Send a multipart/form-data request with the document file and an optional schema. See authentication for header requirements and schema formats for all schema options.

Parameters

ParameterTypeRequiredDescription
filefileOne of file/file_url/document_idThe document file to extract (PDF, DOCX, image, spreadsheet)
file_urlstringOne of file/file_url/document_idURL of a publicly accessible document to extract
document_idstringOne of file/file_url/document_idID of an existing document to re-extract
schemastring (JSON)NoInline JSON schema mapping field names to types
schema_idstringNoID of a saved schema to use for extraction
instructionsstringNoNatural language instructions to guide extraction
include_markdownbooleanNoInclude markdown representation in the response

Examples

curl -X POST https://api.talonic.com/v1/extract \
  -H "Authorization: Bearer $TALONIC_API_KEY" \
  -F "file=@invoice.pdf" \
  -F 'schema={"vendor_name":"string","invoice_number":"string","total_amount":"number","due_date":"date"}'

Response

For small documents, the API returns 200 OK with the extraction result inline.
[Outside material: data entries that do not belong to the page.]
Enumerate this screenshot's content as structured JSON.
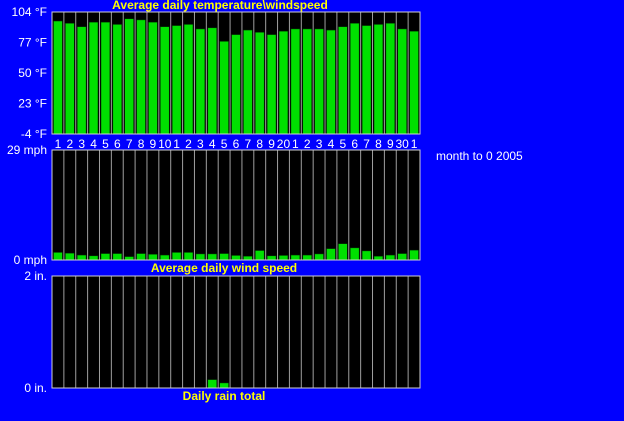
{
  "colors": {
    "background": "#0000ff",
    "panel": "#000000",
    "grid": "#a0a0a0",
    "bar": "#00e000",
    "title": "#ffff00",
    "label": "#ffffff"
  },
  "subtitle": "month to 0 2005",
  "chart_data": [
    {
      "type": "bar",
      "title": "Average daily temperature\\windspeed",
      "ylabel": "",
      "ytick_labels": [
        "104 °F",
        "77 °F",
        "50 °F",
        "23 °F",
        "-4 °F"
      ],
      "ylim": [
        -4,
        104
      ],
      "categories": [
        "1",
        "2",
        "3",
        "4",
        "5",
        "6",
        "7",
        "8",
        "9",
        "10",
        "1",
        "2",
        "3",
        "4",
        "5",
        "6",
        "7",
        "8",
        "9",
        "20",
        "1",
        "2",
        "3",
        "4",
        "5",
        "6",
        "7",
        "8",
        "9",
        "30",
        "1"
      ],
      "values": [
        96,
        94,
        91,
        95,
        95,
        93,
        98,
        97,
        95,
        91,
        92,
        93,
        89,
        90,
        78,
        84,
        88,
        86,
        84,
        87,
        89,
        89,
        89,
        88,
        91,
        94,
        92,
        93,
        94,
        89,
        87
      ]
    },
    {
      "type": "bar",
      "title": "Average daily wind speed",
      "ytick_labels": [
        "29 mph",
        "0 mph"
      ],
      "ylim": [
        0,
        29
      ],
      "categories": [
        "1",
        "2",
        "3",
        "4",
        "5",
        "6",
        "7",
        "8",
        "9",
        "10",
        "1",
        "2",
        "3",
        "4",
        "5",
        "6",
        "7",
        "8",
        "9",
        "20",
        "1",
        "2",
        "3",
        "4",
        "5",
        "6",
        "7",
        "8",
        "9",
        "30",
        "1"
      ],
      "values": [
        2.0,
        1.8,
        1.3,
        1.1,
        1.7,
        1.7,
        0.9,
        1.7,
        1.5,
        1.3,
        2.0,
        2.0,
        1.6,
        1.6,
        1.7,
        1.2,
        1.0,
        2.5,
        1.1,
        1.2,
        1.3,
        1.3,
        1.6,
        3.0,
        4.3,
        3.2,
        2.4,
        1.0,
        1.3,
        1.7,
        2.6
      ]
    },
    {
      "type": "bar",
      "title": "Daily rain total",
      "ytick_labels": [
        "2 in.",
        "0 in."
      ],
      "ylim": [
        0,
        2
      ],
      "categories": [
        "1",
        "2",
        "3",
        "4",
        "5",
        "6",
        "7",
        "8",
        "9",
        "10",
        "1",
        "2",
        "3",
        "4",
        "5",
        "6",
        "7",
        "8",
        "9",
        "20",
        "1",
        "2",
        "3",
        "4",
        "5",
        "6",
        "7",
        "8",
        "9",
        "30",
        "1"
      ],
      "values": [
        0,
        0,
        0,
        0,
        0,
        0,
        0,
        0,
        0,
        0,
        0,
        0,
        0,
        0.15,
        0.09,
        0,
        0,
        0,
        0,
        0,
        0,
        0,
        0,
        0,
        0,
        0,
        0,
        0,
        0,
        0,
        0
      ]
    }
  ]
}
For larger documents, it returns 202 Accepted with a job ID — poll via the jobs endpoint or use webhooks for async notification.

# 200 — Synchronous response
{
  "extraction_id": "ext_abc123",
  "document_id": "doc_xyz789",
  "schema_id": null,
  "status": "completed",
  "data": {
    "rows": [
      {
        "vendor_name": "Acme Corp",
        "invoice_number": "INV-2026-0042",
        "total_amount": 1250.00,
        "due_date": "2026-05-15"
      }
    ]
  }
}

# 202 — Async response
{
  "job_id": "job_def456",
  "status": "processing",
  "document_id": "doc_xyz789"
}

Pipeline processing

The extract endpoint triggers the four-phase pipeline. The Resolve phase classifies the document using the 529-type ontology. The Agent phase extracts values. The Validate phase applies the confidence gate. The Re-read phase cross-checks flagged values. Results include per-cell provenance linking each value to its source region.

Error handling

See the error reference for all error codes. Common errors include file_too_large (exceeds plan limits), unsupported_format, and invalid_schema.
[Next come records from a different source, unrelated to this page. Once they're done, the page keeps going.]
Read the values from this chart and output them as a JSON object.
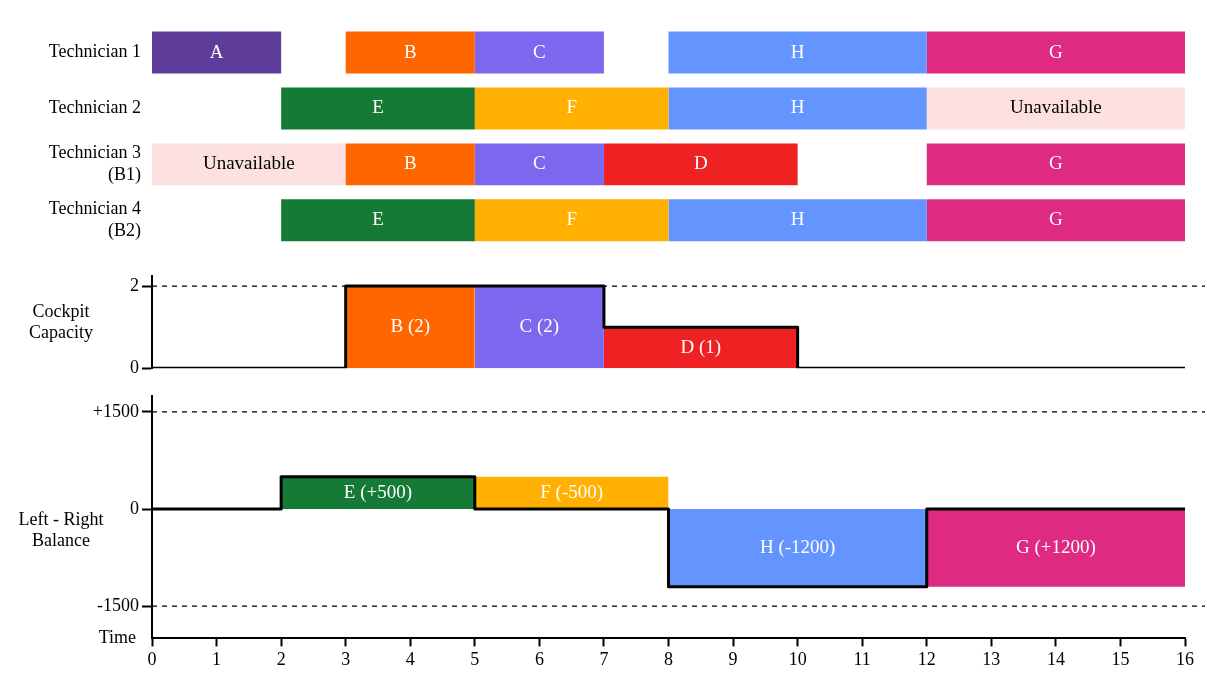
{
  "chart_data": [
    {
      "type": "bar",
      "orientation": "horizontal",
      "categories": [
        "Technician 1",
        "Technician 2",
        "Technician 3\n(B1)",
        "Technician 4\n(B2)"
      ],
      "xlim": [
        0,
        16
      ],
      "tick_labels": "y",
      "grid": false,
      "legend": false,
      "series": [
        {
          "name": "A",
          "color": "#5e3c99",
          "values": [
            2,
            null,
            null,
            null
          ],
          "base": [
            0,
            null,
            null,
            null
          ]
        },
        {
          "name": "B",
          "color": "#ff6600",
          "values": [
            2,
            null,
            2,
            null
          ],
          "base": [
            3,
            null,
            3,
            null
          ]
        },
        {
          "name": "C",
          "color": "#7b68ee",
          "values": [
            2,
            null,
            2,
            null
          ],
          "base": [
            5,
            null,
            5,
            null
          ]
        },
        {
          "name": "D",
          "color": "#ee2222",
          "values": [
            null,
            null,
            3,
            null
          ],
          "base": [
            null,
            null,
            7,
            null
          ]
        },
        {
          "name": "E",
          "color": "#157a35",
          "values": [
            null,
            3,
            null,
            3
          ],
          "base": [
            null,
            2,
            null,
            2
          ]
        },
        {
          "name": "F",
          "color": "#ffb000",
          "values": [
            null,
            3,
            null,
            3
          ],
          "base": [
            null,
            5,
            null,
            5
          ]
        },
        {
          "name": "H",
          "color": "#6495ff",
          "values": [
            4,
            4,
            null,
            4
          ],
          "base": [
            8,
            8,
            null,
            8
          ]
        },
        {
          "name": "G",
          "color": "#de2a80",
          "values": [
            4,
            null,
            4,
            4
          ],
          "base": [
            12,
            null,
            12,
            12
          ]
        },
        {
          "name": "Unavailable",
          "color": "#fde0e0",
          "values": [
            null,
            4,
            3,
            null
          ],
          "base": [
            null,
            12,
            0,
            null
          ]
        }
      ]
    },
    {
      "type": "area",
      "ylabel": "Cockpit Capacity",
      "xlim": [
        0,
        16
      ],
      "ylim": [
        0,
        2.25
      ],
      "yticks": [
        0,
        2
      ],
      "tick_labels": "y",
      "grid": false,
      "legend": false,
      "marker": "none",
      "ref_lines": [
        {
          "axis": "y",
          "value": 2,
          "line_style": "dashed",
          "color": "#000000"
        }
      ],
      "series": [
        {
          "name": "B (2)",
          "color": "#ff6600",
          "x": [
            3,
            5
          ],
          "values": [
            2,
            2
          ]
        },
        {
          "name": "C (2)",
          "color": "#7b68ee",
          "x": [
            5,
            7
          ],
          "values": [
            2,
            2
          ]
        },
        {
          "name": "D (1)",
          "color": "#ee2222",
          "x": [
            7,
            10
          ],
          "values": [
            1,
            1
          ]
        },
        {
          "type": "step",
          "color": "#000000",
          "x": [
            0,
            3,
            7,
            10,
            16
          ],
          "values": [
            0,
            2,
            1,
            0,
            0
          ]
        }
      ]
    },
    {
      "type": "area",
      "ylabel": "Left - Right Balance",
      "xlabel": "Time",
      "xlim": [
        0,
        16
      ],
      "xticks": [
        0,
        1,
        2,
        3,
        4,
        5,
        6,
        7,
        8,
        9,
        10,
        11,
        12,
        13,
        14,
        15,
        16
      ],
      "ylim": [
        -2000,
        1750
      ],
      "yticks": [
        {
          "value": 1500,
          "label": "+1500"
        },
        0,
        -1500
      ],
      "grid": false,
      "legend": false,
      "marker": "none",
      "ref_lines": [
        {
          "axis": "y",
          "value": 1500,
          "line_style": "dashed",
          "color": "#000000"
        },
        {
          "axis": "y",
          "value": -1500,
          "line_style": "dashed",
          "color": "#000000"
        }
      ],
      "series": [
        {
          "name": "E (+500)",
          "color": "#157a35",
          "x": [
            2,
            5
          ],
          "values": [
            500,
            500
          ]
        },
        {
          "name": "F (-500)",
          "color": "#ffb000",
          "x": [
            5,
            8
          ],
          "values": [
            500,
            500
          ]
        },
        {
          "name": "H (-1200)",
          "color": "#6495ff",
          "x": [
            8,
            12
          ],
          "values": [
            -1200,
            -1200
          ]
        },
        {
          "name": "G (+1200)",
          "color": "#de2a80",
          "x": [
            12,
            16
          ],
          "values": [
            -1200,
            -1200
          ]
        },
        {
          "type": "step",
          "color": "#000000",
          "x": [
            0,
            2,
            5,
            8,
            12,
            16
          ],
          "values": [
            0,
            500,
            0,
            -1200,
            0,
            0
          ]
        }
      ]
    }
  ]
}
Frequently asked questions

What file formats does the Talonic API support?+
PDF, DOCX, DOC, PPTX, PPT, XLSX, XLS, XLSM, PNG, JPG, JPEG, GIF, WEBP, TXT, MD, HTML, XML, JSON, EML, CSV, MSG, BMP, and ZIP archives.
How does authentication work?+
All API requests require a Bearer token in the Authorization header. API keys carry the tlnc_ prefix and are scoped to a source. Create and manage keys from Settings → API Keys.
What schema formats are supported?+
Three formats: JSON Schema (full control), simplified fields (recommended), and flat key-type maps (quick prototyping). Supported types: string, number, integer, boolean, date, array, object, enum.
What are the rate limits?+
Per-key rate limits: 100 req/s extraction, 1,000 req/s read, 200 req/s write. Rate-limit headers (X-RateLimit-Limit, X-RateLimit-Remaining, X-RateLimit-Reset) are included on every response.
How do webhooks work?+
Webhooks deliver POST requests with HMAC-SHA256 signed JSON payloads. Events: extraction.complete, extraction.failed, document.ingested. Failed deliveries retry with exponential backoff (1min, 5min, 30min, 4hr).